By its very nature, a public service broadcaster – ideally operating synergistically in a public-partnership with the CMC – depends on some measure of government funding. For one, it is not reasonable to expect a public service broadcaster to compete with private operators for already narrow advertising revenue streams. Regional public service broadcasting is loosely classified in economics as a “club good”, which means that though additional consumers can access it without reducing the benefits accruing to current users, non-paying beneficiaries can be denied access to the good. To tap into the benefits offered by a PCBC, therefore, Caricom nations need to be a contributor to its operations.
How, exactly, can regional governments finance such a project? Terrence Farrell suggests that such contributions can flow from portions of lotto proceeds or revenues from taxes levied on alcohol and cigarettes.
Of course, the big question is, as always, how much is to be contributed by whom.
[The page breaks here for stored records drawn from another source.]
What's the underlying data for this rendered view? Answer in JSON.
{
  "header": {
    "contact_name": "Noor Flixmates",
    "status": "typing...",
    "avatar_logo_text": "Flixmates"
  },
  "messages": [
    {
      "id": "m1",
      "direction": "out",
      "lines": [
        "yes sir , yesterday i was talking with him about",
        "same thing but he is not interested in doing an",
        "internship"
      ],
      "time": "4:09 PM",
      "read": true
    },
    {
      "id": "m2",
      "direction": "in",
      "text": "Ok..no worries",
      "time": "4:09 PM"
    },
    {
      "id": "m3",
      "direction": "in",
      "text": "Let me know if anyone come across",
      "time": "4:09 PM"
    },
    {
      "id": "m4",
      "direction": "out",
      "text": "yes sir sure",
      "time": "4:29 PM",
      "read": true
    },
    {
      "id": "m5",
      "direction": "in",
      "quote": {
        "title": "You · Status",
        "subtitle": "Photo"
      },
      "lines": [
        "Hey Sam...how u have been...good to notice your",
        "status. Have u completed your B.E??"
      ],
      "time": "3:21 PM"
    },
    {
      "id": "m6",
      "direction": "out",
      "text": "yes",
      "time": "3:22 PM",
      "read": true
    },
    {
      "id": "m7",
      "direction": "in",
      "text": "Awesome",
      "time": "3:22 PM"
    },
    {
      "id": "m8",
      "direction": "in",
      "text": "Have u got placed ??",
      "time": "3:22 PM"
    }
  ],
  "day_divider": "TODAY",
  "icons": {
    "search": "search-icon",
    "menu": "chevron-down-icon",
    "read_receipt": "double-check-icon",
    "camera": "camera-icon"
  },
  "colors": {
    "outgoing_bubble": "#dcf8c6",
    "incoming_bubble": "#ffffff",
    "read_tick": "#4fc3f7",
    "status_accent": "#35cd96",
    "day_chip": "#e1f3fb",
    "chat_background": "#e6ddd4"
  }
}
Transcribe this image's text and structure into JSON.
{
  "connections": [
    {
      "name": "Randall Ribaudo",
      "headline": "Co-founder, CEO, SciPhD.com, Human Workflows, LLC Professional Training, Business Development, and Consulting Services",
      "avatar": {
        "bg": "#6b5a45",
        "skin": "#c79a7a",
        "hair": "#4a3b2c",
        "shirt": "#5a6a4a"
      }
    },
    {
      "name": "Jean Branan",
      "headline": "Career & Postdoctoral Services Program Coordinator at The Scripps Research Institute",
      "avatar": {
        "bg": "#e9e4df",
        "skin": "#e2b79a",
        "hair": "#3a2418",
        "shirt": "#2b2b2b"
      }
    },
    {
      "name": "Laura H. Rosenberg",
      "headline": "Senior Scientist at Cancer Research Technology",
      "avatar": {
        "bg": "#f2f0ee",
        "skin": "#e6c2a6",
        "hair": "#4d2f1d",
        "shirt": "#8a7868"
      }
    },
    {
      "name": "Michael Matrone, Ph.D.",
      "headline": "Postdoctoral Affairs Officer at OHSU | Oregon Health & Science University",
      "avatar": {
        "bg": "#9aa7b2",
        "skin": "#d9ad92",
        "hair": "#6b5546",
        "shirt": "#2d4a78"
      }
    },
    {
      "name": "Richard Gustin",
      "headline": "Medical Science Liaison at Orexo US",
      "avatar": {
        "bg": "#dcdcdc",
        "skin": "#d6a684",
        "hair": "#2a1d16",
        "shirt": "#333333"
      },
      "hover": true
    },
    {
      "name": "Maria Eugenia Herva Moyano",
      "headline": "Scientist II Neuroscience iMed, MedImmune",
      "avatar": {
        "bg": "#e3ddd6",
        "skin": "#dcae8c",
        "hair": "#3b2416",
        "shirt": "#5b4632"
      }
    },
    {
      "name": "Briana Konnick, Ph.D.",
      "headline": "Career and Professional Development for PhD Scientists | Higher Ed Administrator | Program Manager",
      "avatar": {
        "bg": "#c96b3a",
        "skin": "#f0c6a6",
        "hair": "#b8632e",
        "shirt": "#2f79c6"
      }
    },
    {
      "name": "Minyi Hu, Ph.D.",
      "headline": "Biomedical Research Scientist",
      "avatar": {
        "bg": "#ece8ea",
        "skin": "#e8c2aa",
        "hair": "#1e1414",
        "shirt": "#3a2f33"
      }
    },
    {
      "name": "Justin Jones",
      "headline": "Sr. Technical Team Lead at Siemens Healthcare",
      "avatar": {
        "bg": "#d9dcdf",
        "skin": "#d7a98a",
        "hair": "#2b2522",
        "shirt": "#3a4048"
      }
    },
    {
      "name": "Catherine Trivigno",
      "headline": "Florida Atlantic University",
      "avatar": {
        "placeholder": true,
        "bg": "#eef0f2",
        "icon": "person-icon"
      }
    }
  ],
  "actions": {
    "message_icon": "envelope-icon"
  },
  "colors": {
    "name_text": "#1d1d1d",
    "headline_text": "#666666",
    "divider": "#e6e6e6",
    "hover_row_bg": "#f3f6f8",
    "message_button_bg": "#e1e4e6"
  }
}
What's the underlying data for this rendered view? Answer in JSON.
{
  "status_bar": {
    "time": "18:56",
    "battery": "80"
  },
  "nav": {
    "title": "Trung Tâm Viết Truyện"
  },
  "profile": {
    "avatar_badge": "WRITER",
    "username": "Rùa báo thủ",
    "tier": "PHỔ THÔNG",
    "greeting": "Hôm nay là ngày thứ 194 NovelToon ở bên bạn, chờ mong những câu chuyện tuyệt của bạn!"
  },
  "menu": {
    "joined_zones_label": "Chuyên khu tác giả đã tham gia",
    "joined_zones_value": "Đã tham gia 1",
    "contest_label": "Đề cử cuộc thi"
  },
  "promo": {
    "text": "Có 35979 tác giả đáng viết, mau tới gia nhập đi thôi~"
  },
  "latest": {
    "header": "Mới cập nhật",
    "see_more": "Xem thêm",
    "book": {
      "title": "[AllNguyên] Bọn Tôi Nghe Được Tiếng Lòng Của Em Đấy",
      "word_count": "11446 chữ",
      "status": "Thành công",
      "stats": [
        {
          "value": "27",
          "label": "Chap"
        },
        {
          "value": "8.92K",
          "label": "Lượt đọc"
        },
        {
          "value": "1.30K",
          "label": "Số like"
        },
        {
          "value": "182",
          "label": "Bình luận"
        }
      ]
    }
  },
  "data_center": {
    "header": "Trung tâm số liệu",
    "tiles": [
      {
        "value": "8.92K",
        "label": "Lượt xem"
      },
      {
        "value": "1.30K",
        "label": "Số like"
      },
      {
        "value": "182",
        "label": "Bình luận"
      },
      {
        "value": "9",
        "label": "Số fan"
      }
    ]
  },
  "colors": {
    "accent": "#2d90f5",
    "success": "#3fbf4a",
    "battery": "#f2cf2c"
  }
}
In the case of TeleSUR, a regional satellite public service television broadcaster serving a number of South American countries, Venezuela, whose late President Hugo Chávez initiated the project, chips in roughly 50% of the entity’s budget while other states who are part of the network contribute smaller percentages. Might any of the Caricom nations be looked upon to play a similar role of leadership? Trinidad and Tobago, for its part, has made clear that it will not be the “region’s ATM.” Jamaica and Barbados, Caricom’s other two MDCs, with their recession-rattled economies are hardly in any financial shape to initiate such an undertaking. That leaves Guyana, which, for all the talk of its being among the poorest countries in the Western Hemisphere, has always been relatively generous when it comes to the furtherance of the international and regional causes it espouses. Significantly, the country’s government has invested in certain content-distribution platforms which could have regional applications: the establishing of a satellite educational channel, the Guyana Learning Channel and a publication press, the Caribbean Press, which is presently merely titular in its regional focus. Both point to the Guyana government’s investment in assets that might be leveraged to serve the regional good. Of course, regardless of who contributes how much, the fundamental issue must be one of transparency and independence. In a column for the Trinidad Guardian, regional economist Norman Girvan proffered that contributions be made into an independently run fund, identical to that of the trust fund for the Caribbean Court of Justice, to insulate the PCBC from political influence
Regardless of its being publicly funded, however, the Pan-Caribbean Broadcasting Corporation must earn its keep. It must make itself relevant to Caribbean audiences and strive to access a broad regional viewership through a range of platforms including radio, television and internet. To this end, the PCBC must produce high quality programmes that will appeal to audiences for it is only when it accomplishes this will it be able to play its role as an engine of regional integration.